Une « journée de prière nationale » sur le National Mall : quand Trump mêle foi et politique
À Washington, le National Mall s’est transformé en scène de recueillement collectif à l’occasion d’une journée de « prière nationale » organisée pour célébrer le 250e anniversaire des États-Unis. Membres du clergé et représentants de l’administration américaine réunis côte à côte : un symbole fort, qui ne doit rien au hasard.
Derrière cette cérémonie marathon se dessine une stratégie politique assumée : celle de Donald Trump, qui entend s’appuyer sur le sentiment religieux pour consolider son emprise culturelle sur l’Amérique profonde.
La bataille culturelle, nouveau front du nationalisme américain
Jérôme Viala-Gaudefroy, docteur en civilisation américaine, professeur à Sciences Po et auteur de Les mots de Trump (éditions Lefèbvre Dalloz), décrypte cette offensive idéologique. Selon lui, les nationalistes chrétiens ne cherchent pas seulement à remporter des élections : ils veulent gagner la bataille culturelle, celle qui façonne les mœurs, les institutions et l’identité collective d’une nation.
Ce mouvement s’inscrit dans une logique que la France connaît bien : celle d’un peuple qui refuse de laisser ses racines spirituelles et civilisationnelles être effacées par le rouleau compresseur du progressisme cosmopolite.
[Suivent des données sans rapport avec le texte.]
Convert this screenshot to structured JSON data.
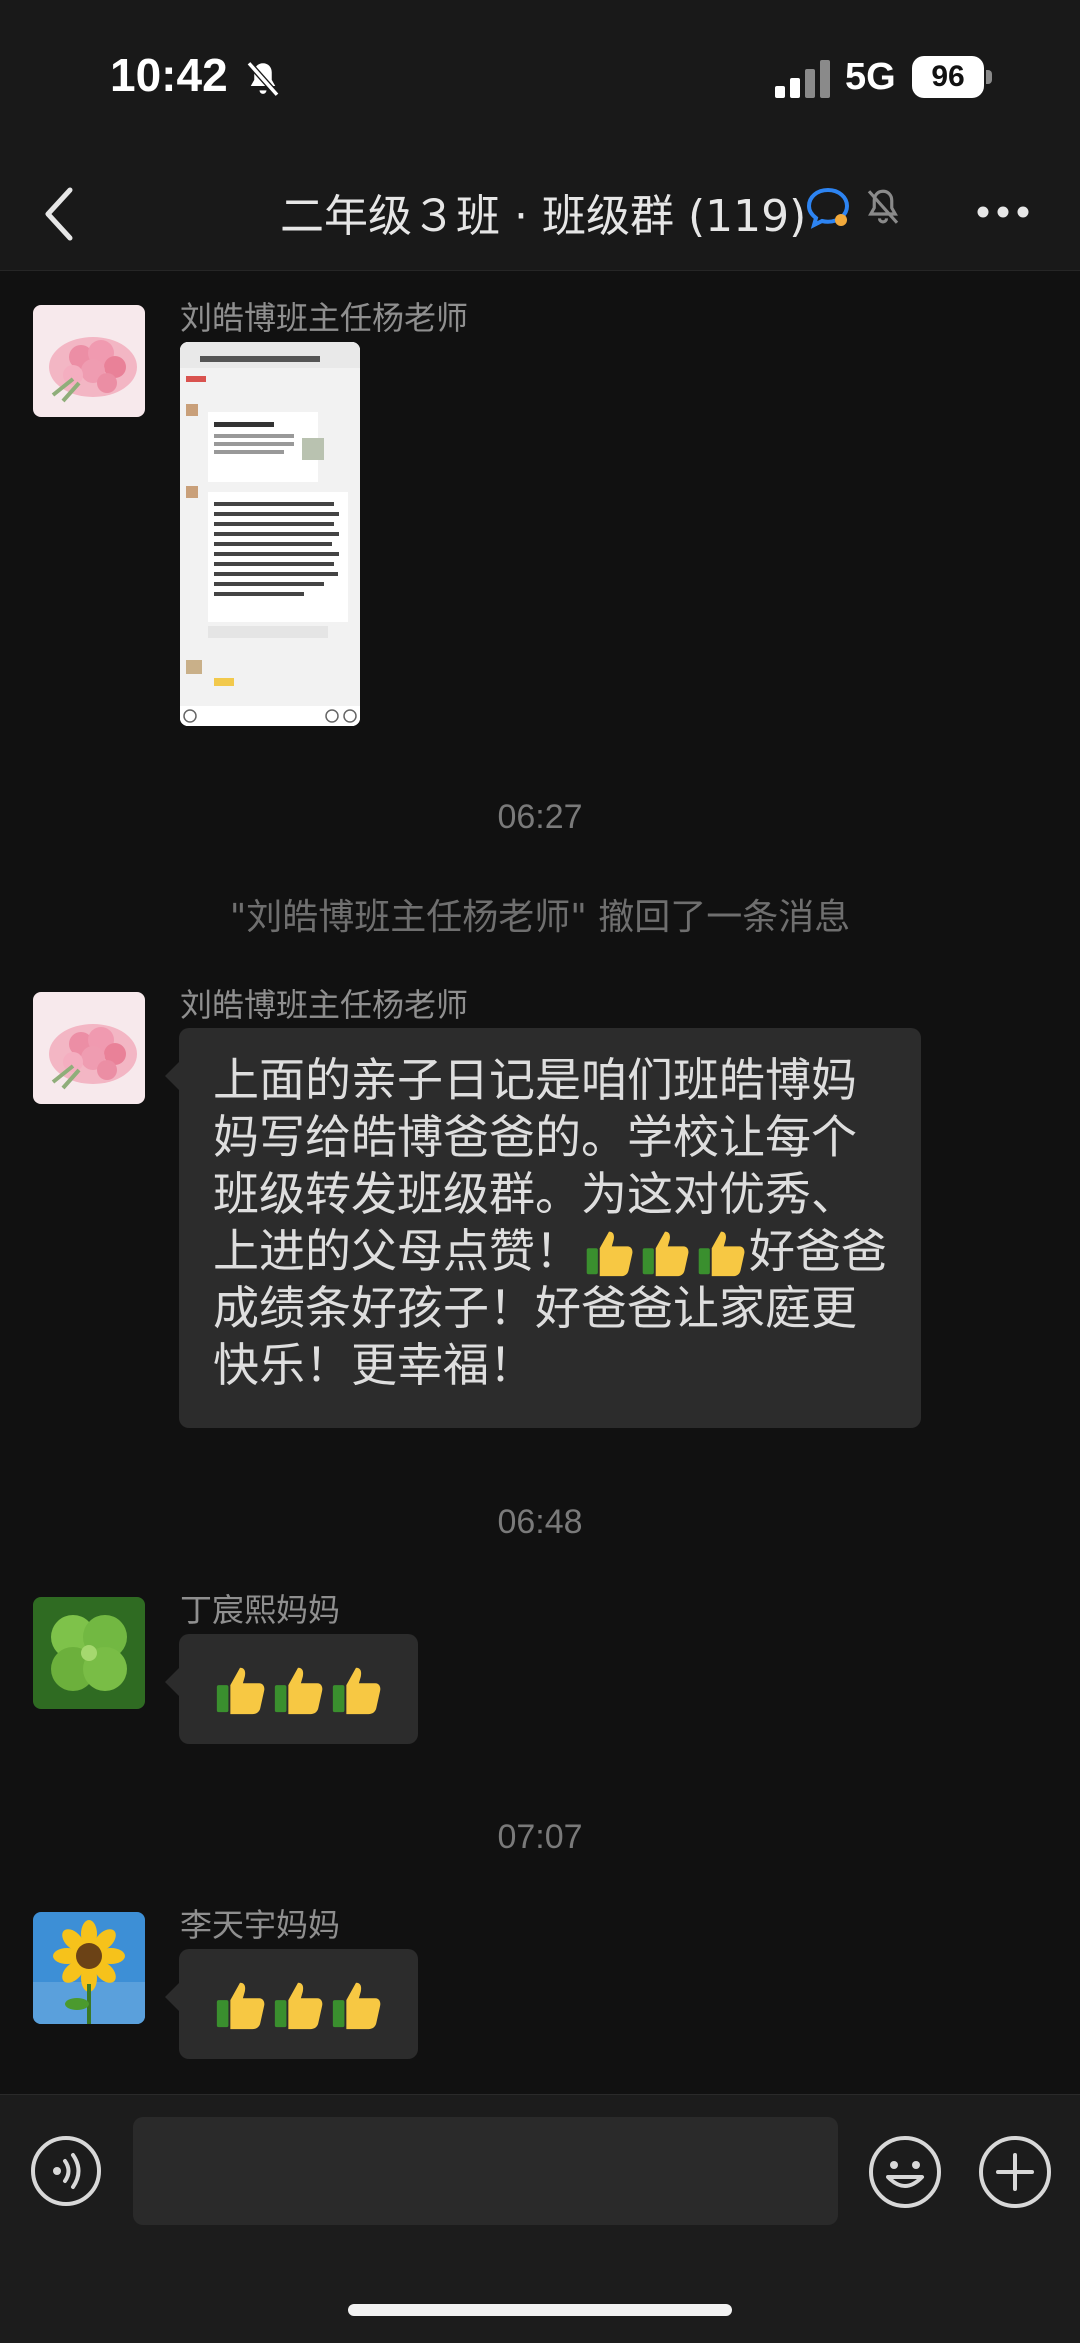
{
  "status_bar": {
    "time": "10:42",
    "network": "5G",
    "battery": "96"
  },
  "nav": {
    "title": "二年级３班 · 班级群 (119)"
  },
  "messages": [
    {
      "type": "image",
      "sender": "刘皓博班主任杨老师",
      "avatar": "pink-roses"
    },
    {
      "type": "timestamp",
      "text": "06:27"
    },
    {
      "type": "system",
      "text": "\"刘皓博班主任杨老师\" 撤回了一条消息"
    },
    {
      "type": "text",
      "sender": "刘皓博班主任杨老师",
      "avatar": "pink-roses",
      "lines": [
        "上面的亲子日记是咱们班皓博妈",
        "妈写给皓博爸爸的。学校让每个",
        "班级转发班级群。为这对优秀、",
        "上进的父母点赞！",
        "好爸爸",
        "成绩条好孩子！好爸爸让家庭更",
        "快乐！更幸福！"
      ]
    },
    {
      "type": "timestamp",
      "text": "06:48"
    },
    {
      "type": "emoji",
      "sender": "丁宸熙妈妈",
      "avatar": "clover",
      "count": 3
    },
    {
      "type": "timestamp",
      "text": "07:07"
    },
    {
      "type": "emoji",
      "sender": "李天宇妈妈",
      "avatar": "sunflower",
      "count": 3
    }
  ],
  "icons": {
    "back": "back-chevron-icon",
    "mute": "bell-off-icon",
    "more": "more-icon",
    "voice": "voice-icon",
    "emoji": "emoji-icon",
    "plus": "plus-icon",
    "thumbs_up": "thumbs-up-icon"
  },
  "colors": {
    "background": "#111111",
    "bar": "#191919",
    "bubble": "#2c2c2c",
    "accent": "#2d84f2"
  }
}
Trump, héraut d’un renouveau spirituel ou stratège du symbole ?
La question mérite d’être posée sans détour. Trump instrumentalise-t-il la religion, ou incarne-t-il genuinement un mouvement de reconquête identitaire que des millions d’Américains appellent de leurs vœux ? Les deux lectures ne s’excluent pas nécessairement.
Ce qui est certain, c’est que la fusion entre souveraineté nationale et héritage chrétien constitue désormais le cœur de gravité du conservatisme américain — un phénomène que les élites progressistes des deux côtés de l’Atlantique peinent encore à comprendre, et plus encore à accepter.
Un miroir tendu à l’Europe
Pendant que Washington redécouvre la force politique de l’enracinement, l’Europe bruxelloise s’acharne à neutraliser toute référence aux racines chrétiennes du continent. Le contraste est saisissant, et instructif.
Ce que les nationalistes chrétiens américains théorisent ouvertement, nombre de Français le ressentent confusément : une civilisation ne survit pas sans la conscience d’elle-même, ni sans la volonté de se défendre.